Inzwischen gibt es zahlreiche Entscheidungen bis hin zum Bundesgerichtshof, die Leitlinien zur Höhe des Schadensersatzes liefern und zeigen, was Betroffene heute tatsächlich erwarten können. Wir haben die wichtigsten Informationen für Sie kompakt in einem Beitrag zusammengefasst.
Wie ist der Stand meines Verfahrens?
Sobald es Neuigkeiten gibt, informieren wir Sie über den Stand Ihres Verfahrens. Darüber hinaus bitten wir Sie von Anfragen abzusehen. Es ist gerade in einem relativ neuen Rechtsgebiet ohne ständige Rechtsprechung nichts Ungewöhnliches, dass der Abschluss einer Instanz viel Zeit (auch bis über ein Jahr) in Anspruch nimmt.
Wer trägt die Kosten, wenn ein Vorgehen erfolglos ist?
Protectra, unsere Gegner oder die Rechtsschutzversicherung
Wie lange dauert das Verfahren?
Das Verfahren kann je nach Komplexität und Instanz einige Monate bis hin zu mehreren Jahren dauern.

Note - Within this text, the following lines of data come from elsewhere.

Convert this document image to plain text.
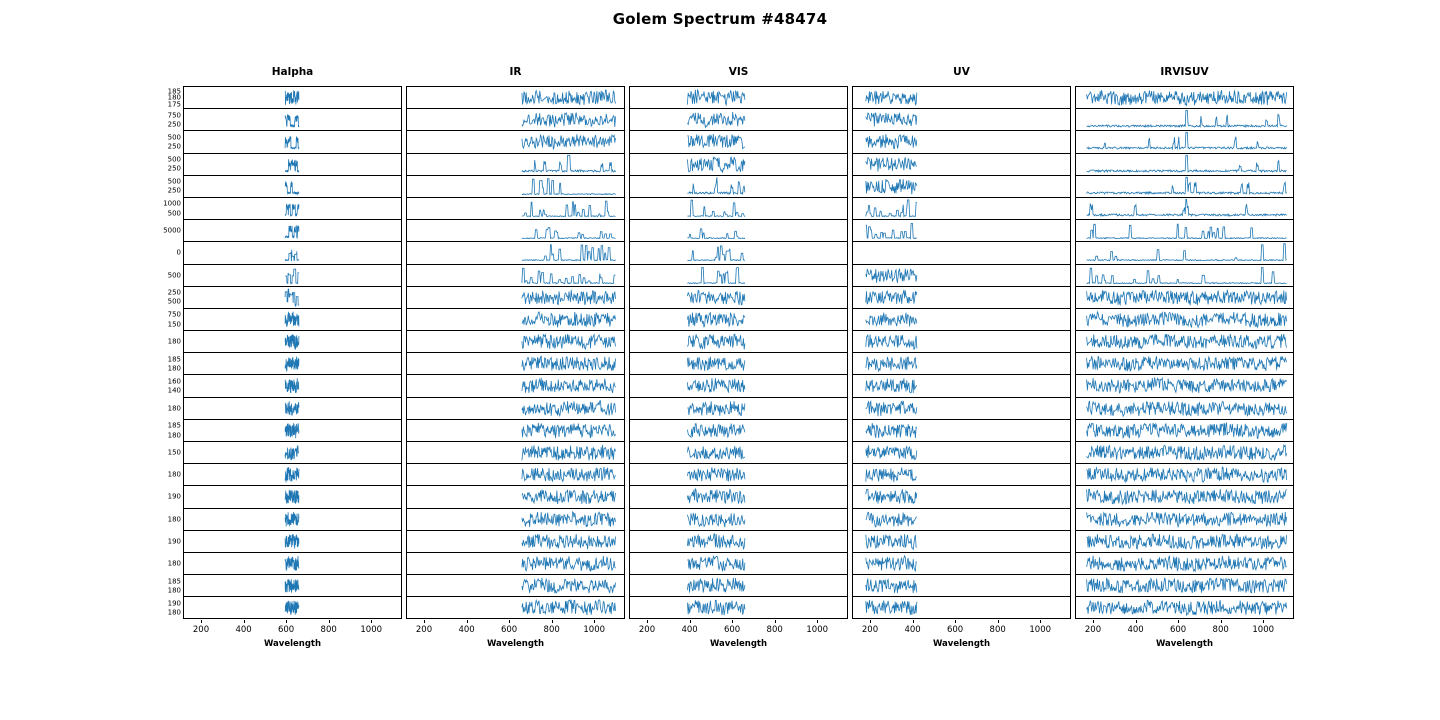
Golem Spectrum #48474
Halpha
185
180
175
750
250
500
250
500
250
500
250
1000
500
5000
0
500
250
500
750
150
180
185
180
160
140
180
185
180
150
180
190
180
190
180
185
180
190
180
200	400	600	800	1000
Wavelength
IR
200	400	600	800	1000
Wavelength
VIS
200	400	600	800	1000
Wavelength
UV
200	400	600	800	1000
Wavelength
IRVISUV
200	400	600	800	1000
Wavelength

Es ist wichtig zu beachten, dass die Dauer des Verfahrens von vielen Faktoren abhängt, einschließlich der Rechtslage, der Kooperation des Verantwortlichen und der Gerichtsbelastung.
Kann ich mein Verfahren selbst überwachen?
Wir informieren Sie regelmäßig über den Stand Ihres Verfahrens. Aufgrund der hohen Fallzahlen bitten wir Sie vor Anfragen zunächst unsere FAQ sowie unsere Updates zu lesen.
Welche Voraussetzungen muss ich erfüllen, um eine Forderung geltend machen zu können?
Um eine Forderung geltend machen zu können, müssen Sie von einem Datenschutzvorfall betroffen sein und Ihre Ansprüche an Protectra abtreten oder uns zur rechtlichen Vertretung bevollmächtigen. Wir lassen dann prüfen, ob ein Anspruch auf Schadensersatz nach Art. 82 DSGVO besteht.
Wie wählt Protectra die Fälle aus, die verfolgt werden?
Wir lassen jeden Fall sorgfältig prüfen und entscheiden auf Grundlage der Rechtslage, der Schwere des Datenschutzverstoßes und der Chancen auf Erfolg, ob wir den Fall übernehmen.
Wie viel Zeit muss ich für das Verfahren aufwenden?
Wir bemühen uns, den Zeitaufwand für Sie so gering wie möglich zu halten. In der Regel müssen Sie nur bei der Erstkontaktaufnahme und während des Verfahrens aktiv werden, wenn wir noch Informationen zur Fallbearbeitung benötigen.